Human Chimp Genome Similarity

Hi @glipsnort, if you have any further concerns about my analyses of the current data, please do let me know.

Meanwhile, I am just trying to trace something down from your earlier critique of my 2008 statements about the 2005 chimpanzee genome paper.

Please could you let me know where you got the 87% and 10% figures from? I have had another look at the 2005 chimpanzee genome paper, which says on page 70:

“The draft genome assembly—generated from ~3.6-fold sequence redundancy of the autosomes and ~1.8-fold redundancy of both sex chromosomes— covers ~94% of the chimpanzee genome with >98% of the sequence in high-quality bases.”

This is where I got my 94% figure from (Note: it is for assembled reads). Where do you get an 87% figure? Is it somewhere in the supplements or a follow-up paper? And where do the authors suggest that 10% of the assembly is wrong?

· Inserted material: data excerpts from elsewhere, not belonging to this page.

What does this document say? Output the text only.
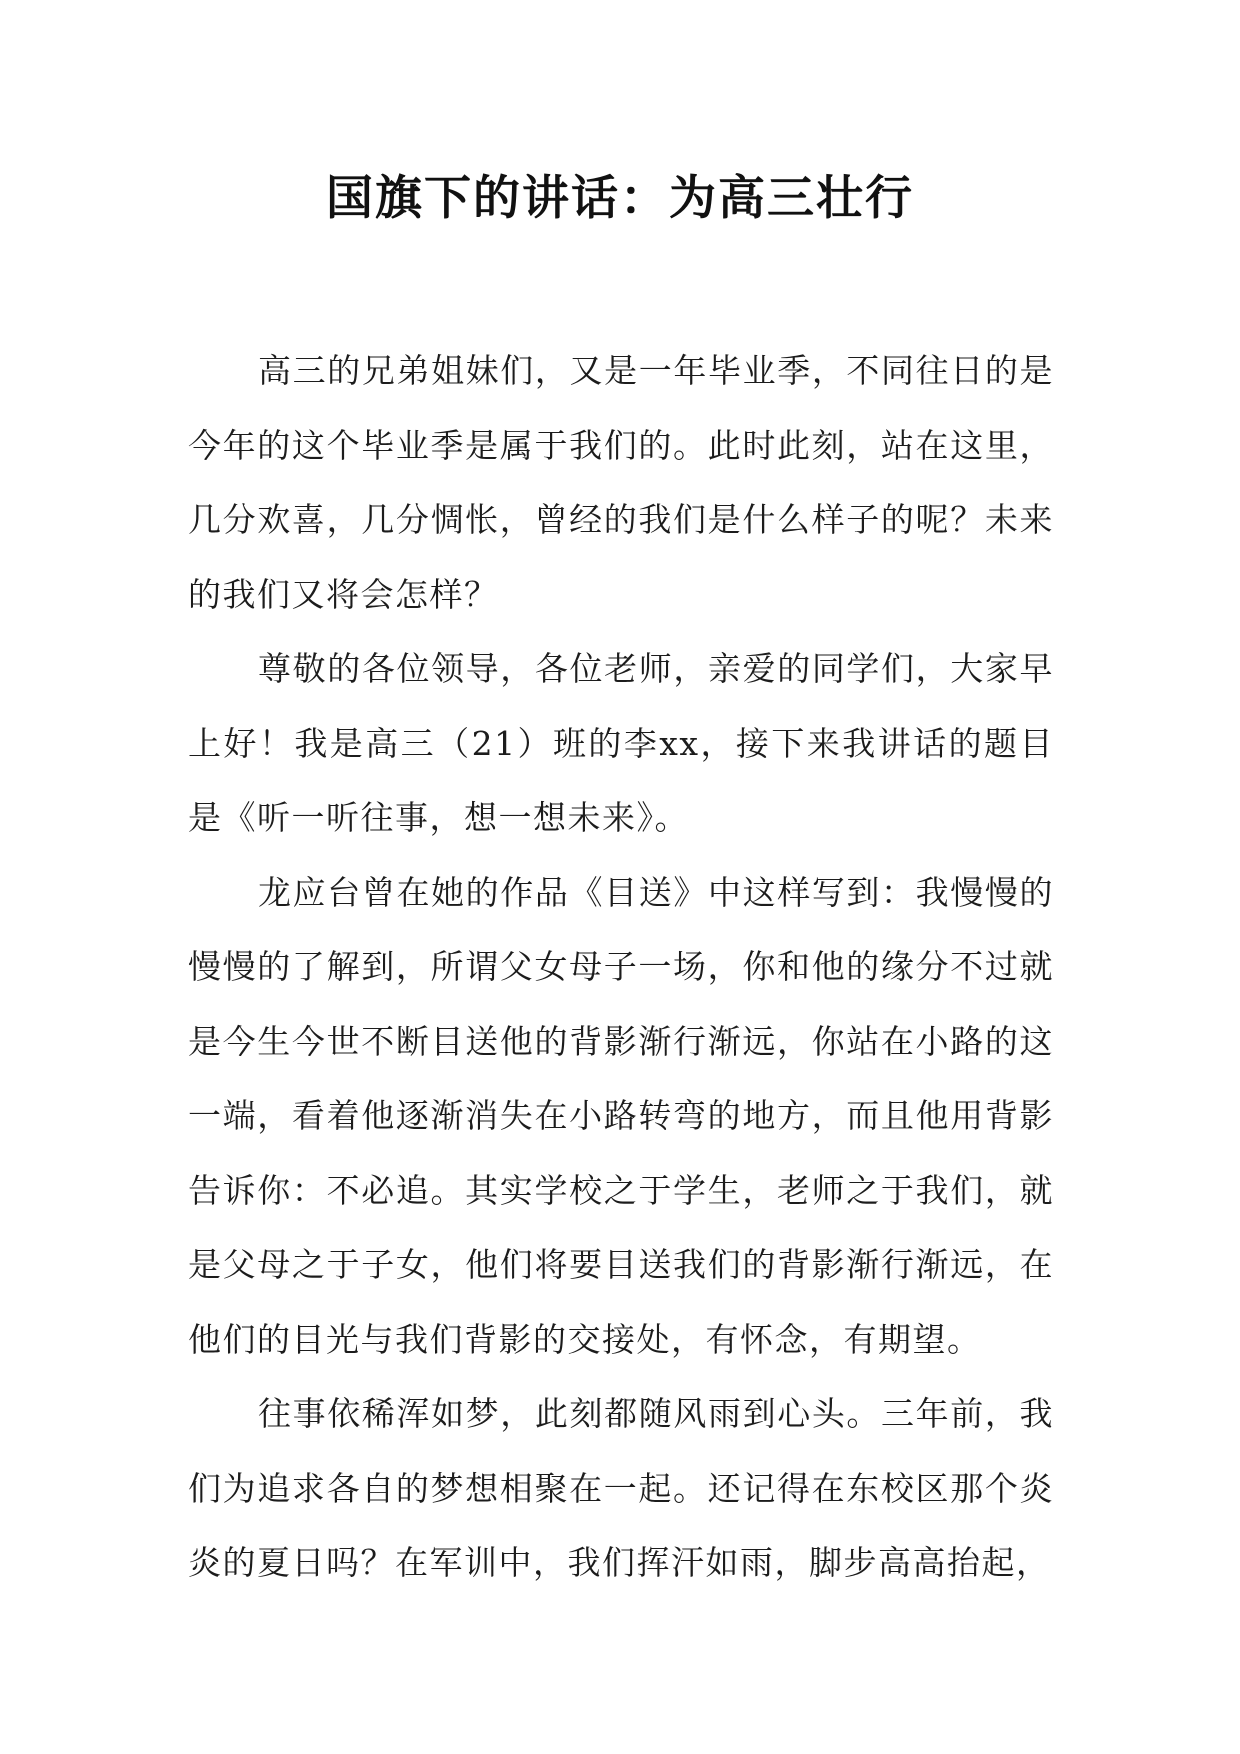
国旗下的讲话：为高三壮行

高三的兄弟姐妹们，又是一年毕业季，不同往日的是今年的这个毕业季是属于我们的。此时此刻，站在这里，几分欢喜，几分惆怅，曾经的我们是什么样子的呢？未来的我们又将会怎样？

尊敬的各位领导，各位老师，亲爱的同学们，大家早上好！我是高三（21）班的李xx，接下来我讲话的题目是《听一听往事，想一想未来》。

龙应台曾在她的作品《目送》中这样写到：我慢慢的慢慢的了解到，所谓父女母子一场，你和他的缘分不过就是今生今世不断目送他的背影渐行渐远，你站在小路的这一端，看着他逐渐消失在小路转弯的地方，而且他用背影告诉你：不必追。其实学校之于学生，老师之于我们，就是父母之于子女，他们将要目送我们的背影渐行渐远，在他们的目光与我们背影的交接处，有怀念，有期望。

往事依稀浑如梦，此刻都随风雨到心头。三年前，我们为追求各自的梦想相聚在一起。还记得在东校区那个炎炎的夏日吗？在军训中，我们挥汗如雨，脚步高高抬起，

I am very keen to trace the source of your numbers, because I would like to know if I could have known them in 2008.

many thanks,

Richard

Hi @RichardBuggs. My main concern is something I already asked about, albeit somewhat tersely. As I recall, the main discrepancy between your current estimates of identity and the numbers in the chimp genome paper is the roughly 5% of the genome that looked like structural variation. I assume these are human regions that align best to a location in the chimpanzee genome whose best alignment is somewhere in the human genome other than the starting point.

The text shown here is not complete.